Social media has been a venue to grieve and honor loved ones who have died since the first days of Facebook in the early 2000’s. But today, social distancing has made the familiar rituals accompanying death impossible, even as mortality rates from the pandemic skyrocket. Facebook and Twitter have become even more important as places for mourners to gather. “There’s so much unknown and new about this experience,” said Erin Hope Thompson, a clinical psychologist and founder of The Loss Foundation, a UK-based organization that offers support to those who’ve lost love ones to cancer—and now COVID-19. Navigating grief, already an unfamiliar experience for many, becomes even more fraught without the reassurance of familiar rituals. “If you’re not able to do that in the same way, maybe there’s the need to do it in a different way” she said. “And these Facebook pages may be a good example of that.”
Facebook’s comment section is unlikely to provide the necessary support for those who must cope with catastrophic loss, and Thompson worries that over-reliance on it could deprive mourners of something integral to emotional processing along the way. “We’d encourage people to have lots of different kinds of outlets, speaking to somebody—professionally or non-professionally—writing, crying,” she said. “Would I be worried if somebody was just using social media? In the long run, Yes.” Then there are the all the other potential problems with the platform. “It’s a place where people can abuse anonymity,” she said. “There’s a possibility that somebody would be sharing vulnerability in a space that’s not always monitored.”
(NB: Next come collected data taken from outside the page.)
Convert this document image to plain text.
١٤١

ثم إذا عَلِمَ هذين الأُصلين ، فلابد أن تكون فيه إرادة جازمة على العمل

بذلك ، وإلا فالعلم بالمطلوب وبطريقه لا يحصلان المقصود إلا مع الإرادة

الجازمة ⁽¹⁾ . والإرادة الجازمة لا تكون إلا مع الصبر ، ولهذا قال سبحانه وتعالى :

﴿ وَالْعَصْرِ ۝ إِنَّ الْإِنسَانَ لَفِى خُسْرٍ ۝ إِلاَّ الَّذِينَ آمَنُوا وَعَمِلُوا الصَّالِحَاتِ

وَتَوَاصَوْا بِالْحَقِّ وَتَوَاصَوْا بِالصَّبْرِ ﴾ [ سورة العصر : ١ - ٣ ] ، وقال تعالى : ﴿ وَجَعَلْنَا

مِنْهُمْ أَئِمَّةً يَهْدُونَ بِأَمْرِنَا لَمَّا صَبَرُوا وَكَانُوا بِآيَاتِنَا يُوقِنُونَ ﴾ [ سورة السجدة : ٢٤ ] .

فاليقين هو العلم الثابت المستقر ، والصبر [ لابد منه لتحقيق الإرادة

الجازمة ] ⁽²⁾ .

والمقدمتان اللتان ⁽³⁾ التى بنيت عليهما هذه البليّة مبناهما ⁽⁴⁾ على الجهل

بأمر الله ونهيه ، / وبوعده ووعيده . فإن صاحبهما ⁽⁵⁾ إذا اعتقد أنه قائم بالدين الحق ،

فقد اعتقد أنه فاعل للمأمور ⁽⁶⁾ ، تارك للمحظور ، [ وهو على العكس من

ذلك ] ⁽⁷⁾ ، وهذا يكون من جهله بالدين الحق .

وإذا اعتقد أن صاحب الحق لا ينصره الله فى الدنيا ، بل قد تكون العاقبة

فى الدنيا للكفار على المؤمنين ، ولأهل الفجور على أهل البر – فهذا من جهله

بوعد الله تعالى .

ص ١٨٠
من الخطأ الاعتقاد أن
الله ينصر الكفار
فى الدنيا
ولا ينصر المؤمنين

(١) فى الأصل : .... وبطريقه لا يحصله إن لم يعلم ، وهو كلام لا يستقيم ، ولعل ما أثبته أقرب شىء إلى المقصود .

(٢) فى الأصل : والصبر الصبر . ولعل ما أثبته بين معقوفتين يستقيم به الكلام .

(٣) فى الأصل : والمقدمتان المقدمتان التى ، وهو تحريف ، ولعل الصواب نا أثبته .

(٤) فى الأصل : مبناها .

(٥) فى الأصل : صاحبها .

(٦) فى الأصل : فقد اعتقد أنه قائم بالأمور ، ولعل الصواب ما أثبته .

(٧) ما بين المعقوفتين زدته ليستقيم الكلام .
For Dr. Bial, her work on the Physician’s Memorial became a blessing and a burden. Even after returning to work, she was spending considerable time poring over death in obituaries, or—as her role shifted from poster to administrator—policing the site for inappropriate, accusatory, political, overly-religious or, in one case, sexually explicit comments. As the page expanded, she met Claire in Maryland, who offered to help administer it and cross share posts from her own Twitter thread.
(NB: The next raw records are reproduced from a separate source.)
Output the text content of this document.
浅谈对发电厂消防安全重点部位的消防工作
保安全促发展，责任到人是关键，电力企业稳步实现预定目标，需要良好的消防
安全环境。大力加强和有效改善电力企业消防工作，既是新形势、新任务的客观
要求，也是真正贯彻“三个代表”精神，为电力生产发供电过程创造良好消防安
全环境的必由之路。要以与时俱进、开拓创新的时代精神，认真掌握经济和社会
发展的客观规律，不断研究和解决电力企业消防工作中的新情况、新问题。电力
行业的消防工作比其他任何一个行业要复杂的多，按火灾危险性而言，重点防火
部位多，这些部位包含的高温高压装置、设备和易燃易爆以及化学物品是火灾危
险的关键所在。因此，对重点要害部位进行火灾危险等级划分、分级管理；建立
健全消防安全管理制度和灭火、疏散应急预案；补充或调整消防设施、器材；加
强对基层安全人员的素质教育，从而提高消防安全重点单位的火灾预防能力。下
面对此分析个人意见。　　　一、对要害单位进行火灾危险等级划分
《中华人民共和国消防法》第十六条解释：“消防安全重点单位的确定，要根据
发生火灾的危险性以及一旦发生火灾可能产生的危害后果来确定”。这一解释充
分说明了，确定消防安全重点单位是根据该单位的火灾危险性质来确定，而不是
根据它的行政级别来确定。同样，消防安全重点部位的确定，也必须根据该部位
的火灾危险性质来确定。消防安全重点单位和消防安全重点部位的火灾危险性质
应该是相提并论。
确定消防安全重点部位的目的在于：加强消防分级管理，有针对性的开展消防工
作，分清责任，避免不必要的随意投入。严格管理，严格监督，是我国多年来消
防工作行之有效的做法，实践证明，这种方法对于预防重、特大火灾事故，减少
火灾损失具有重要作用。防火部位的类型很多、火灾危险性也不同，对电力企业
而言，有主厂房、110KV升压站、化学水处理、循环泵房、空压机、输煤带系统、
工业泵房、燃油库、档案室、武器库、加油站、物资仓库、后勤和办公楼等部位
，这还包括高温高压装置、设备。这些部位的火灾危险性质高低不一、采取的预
They became mutual sources of support in the grim tasks they set out for themselves. “There are some nights where I spent a couple hours at night looking for names—that’s not great for your mental health,” Claire told me. “It’s not something most people want talk about, but something I’ve been interested in. It’s nice to have [Erica] taking on the same thing.”
Eventually the COVID-19 pandemic will end, but not before hundreds, perhaps thousands, of other physicians will have died. But when there is a vaccine, and schools and life return to normal, the digital meeting places that host conversations on death, like Claire’s and Bial’s, will remain—not only as a public record of the human costs of the disease, but also as a new form of acknowledging, even celebrating, the lives of those who have died. With physical gatherings removed from the equation, there is nowhere else.